Downloads the object contents to local file system.

Optionally stops after the first chunk for which chunk_callback returns True.

class luigi.contrib.gcs.AtomicGCSFile(path, gcs_client)[source]

Bases: AtomicLocalFile

A GCS file that writes to a temp file and put to GCS on close.

move_to_final_destination()[source]
class luigi.contrib.gcs.GCSTarget(path, format=None, client=None)[source]

Bases: FileSystemTarget

Initializes a FileSystemTarget instance.

Parameters:

path – the path associated with this FileSystemTarget.

fs = None
open(mode='r')[source]

Open the FileSystem target.

This method returns a file-like object which can either be read from or written to depending on the specified mode.

Parameters:

mode (str) – the mode r opens the FileSystemTarget in read-only mode, whereas w will open the FileSystemTarget in write mode. Subclasses can implement additional options. Using b is not supported; initialize with format=Nop instead.

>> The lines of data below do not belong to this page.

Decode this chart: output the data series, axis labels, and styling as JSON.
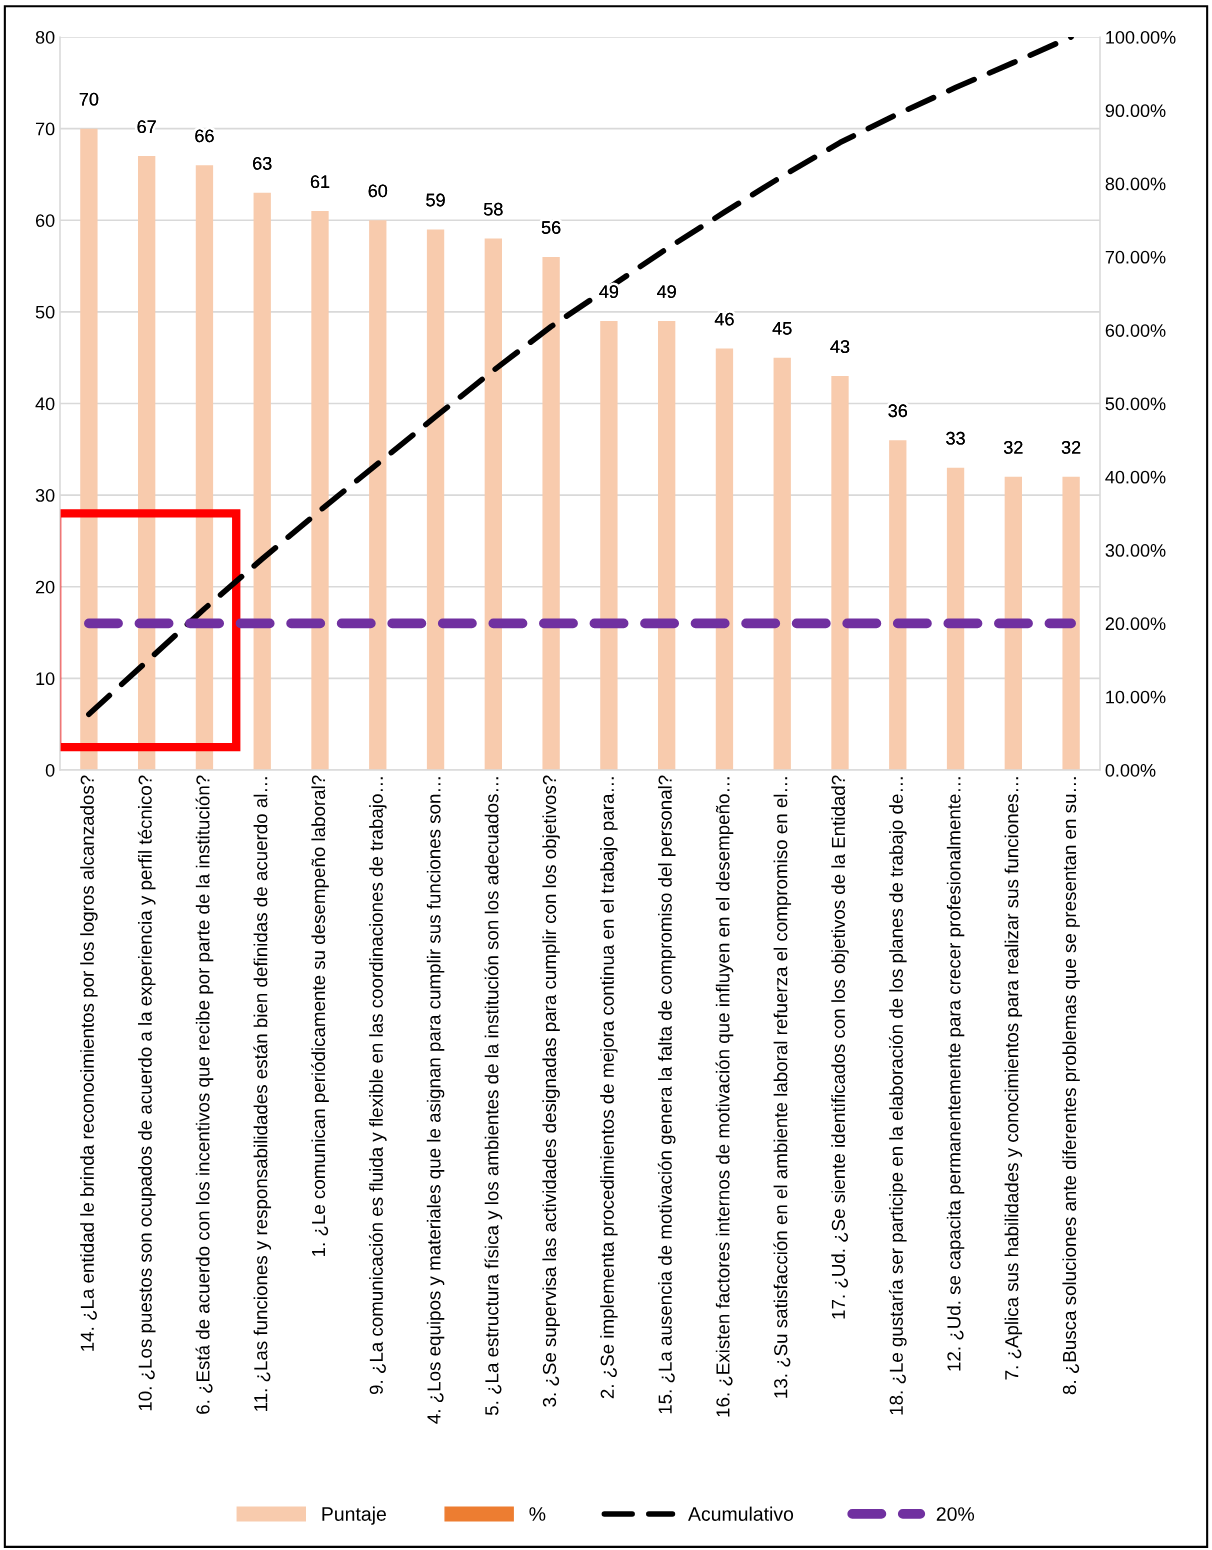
{
  "chart_data": {
    "type": "bar",
    "categories": [
      "14. ¿La entidad le brinda reconocimientos por los logros alcanzados?",
      "10. ¿Los puestos son ocupados de acuerdo a la experiencia y perfil técnico?",
      "6. ¿Está de acuerdo con los incentivos que recibe por parte de la institución?",
      "11. ¿Las funciones y responsabilidades están bien definidas de acuerdo al…",
      "1. ¿Le comunican periódicamente su desempeño laboral?",
      "9. ¿La comunicación es fluida y flexible en las coordinaciones de trabajo…",
      "4. ¿Los equipos y materiales que le asignan para cumplir sus funciones son…",
      "5. ¿La estructura física y los ambientes de la institución son los adecuados…",
      "3. ¿Se supervisa las actividades designadas para cumplir con los objetivos?",
      "2. ¿Se implementa procedimientos de mejora continua en el trabajo para…",
      "15. ¿La ausencia de motivación genera la falta de compromiso del personal?",
      "16. ¿Existen factores internos de motivación que influyen en el desempeño…",
      "13. ¿Su satisfacción en el ambiente laboral refuerza el compromiso en el…",
      "17. ¿Ud. ¿Se siente identificados con los objetivos de la Entidad?",
      "18. ¿Le gustaría ser participe en la elaboración de los planes de trabajo de…",
      "12. ¿Ud. se capacita permanentemente para crecer profesionalmente…",
      "7. ¿Aplica sus habilidades y conocimientos para realizar sus funciones…",
      "8. ¿Busca soluciones ante diferentes problemas que se presentan en su…"
    ],
    "series": [
      {
        "name": "Puntaje",
        "color": "#f8cbad",
        "data_labels": true,
        "values": [
          70,
          67,
          66,
          63,
          61,
          60,
          59,
          58,
          56,
          49,
          49,
          46,
          45,
          43,
          36,
          33,
          32,
          32
        ]
      },
      {
        "name": "%",
        "color": "#ed7d31",
        "values": [
          null,
          null,
          null,
          null,
          null,
          null,
          null,
          null,
          null,
          null,
          null,
          null,
          null,
          null,
          null,
          null,
          null,
          null
        ]
      },
      {
        "name": "Acumulativo",
        "type": "line",
        "axis": "y2",
        "color": "#000000",
        "line_style": "dashed",
        "values": [
          7.6,
          14.8,
          22,
          28.8,
          35.4,
          41.8,
          48.2,
          54.5,
          60.5,
          65.8,
          71.1,
          76.1,
          81,
          85.6,
          89.5,
          93.1,
          96.5,
          100
        ]
      },
      {
        "name": "20%",
        "type": "line",
        "axis": "y2",
        "color": "#7030a0",
        "line_style": "dashed",
        "values": [
          20,
          20,
          20,
          20,
          20,
          20,
          20,
          20,
          20,
          20,
          20,
          20,
          20,
          20,
          20,
          20,
          20,
          20
        ]
      }
    ],
    "ylim": [
      0,
      80
    ],
    "yticks": [
      0,
      10,
      20,
      30,
      40,
      50,
      60,
      70,
      80
    ],
    "y2lim": [
      0,
      100
    ],
    "y2ticks": [
      {
        "value": 0,
        "label": "0.00%"
      },
      {
        "value": 10,
        "label": "10.00%"
      },
      {
        "value": 20,
        "label": "20.00%"
      },
      {
        "value": 30,
        "label": "30.00%"
      },
      {
        "value": 40,
        "label": "40.00%"
      },
      {
        "value": 50,
        "label": "50.00%"
      },
      {
        "value": 60,
        "label": "60.00%"
      },
      {
        "value": 70,
        "label": "70.00%"
      },
      {
        "value": 80,
        "label": "80.00%"
      },
      {
        "value": 90,
        "label": "90.00%"
      },
      {
        "value": 100,
        "label": "100.00%"
      }
    ],
    "grid": "y",
    "legend": "bottom"
  }
}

class luigi.contrib.gcs.GCSFlagTarget(path, format=None, client=None, flag='_SUCCESS')[source]

Bases: GCSTarget

Defines a target directory with a flag-file (defaults to _SUCCESS) used to signify job success.

This checks for two things:

  • the path exists (just like the GCSTarget)

  • the _SUCCESS file exists within the directory.

Because Hadoop outputs into a directory and not a single file, the path is assumed to be a directory.

This is meant to be a handy alternative to AtomicGCSFile.

The AtomicFile approach can be burdensome for GCS since there are no directories, per se.

If we have 1,000,000 output files, then we have to rename 1,000,000 objects.

Initializes a GCSFlagTarget.

Parameters:
  • path (str) – the directory where the files are stored.

  • client

  • flag (str) –

fs = None
exists()[source]

Returns True if the path for this FileSystemTarget exists; False otherwise.

This method is implemented by using fs.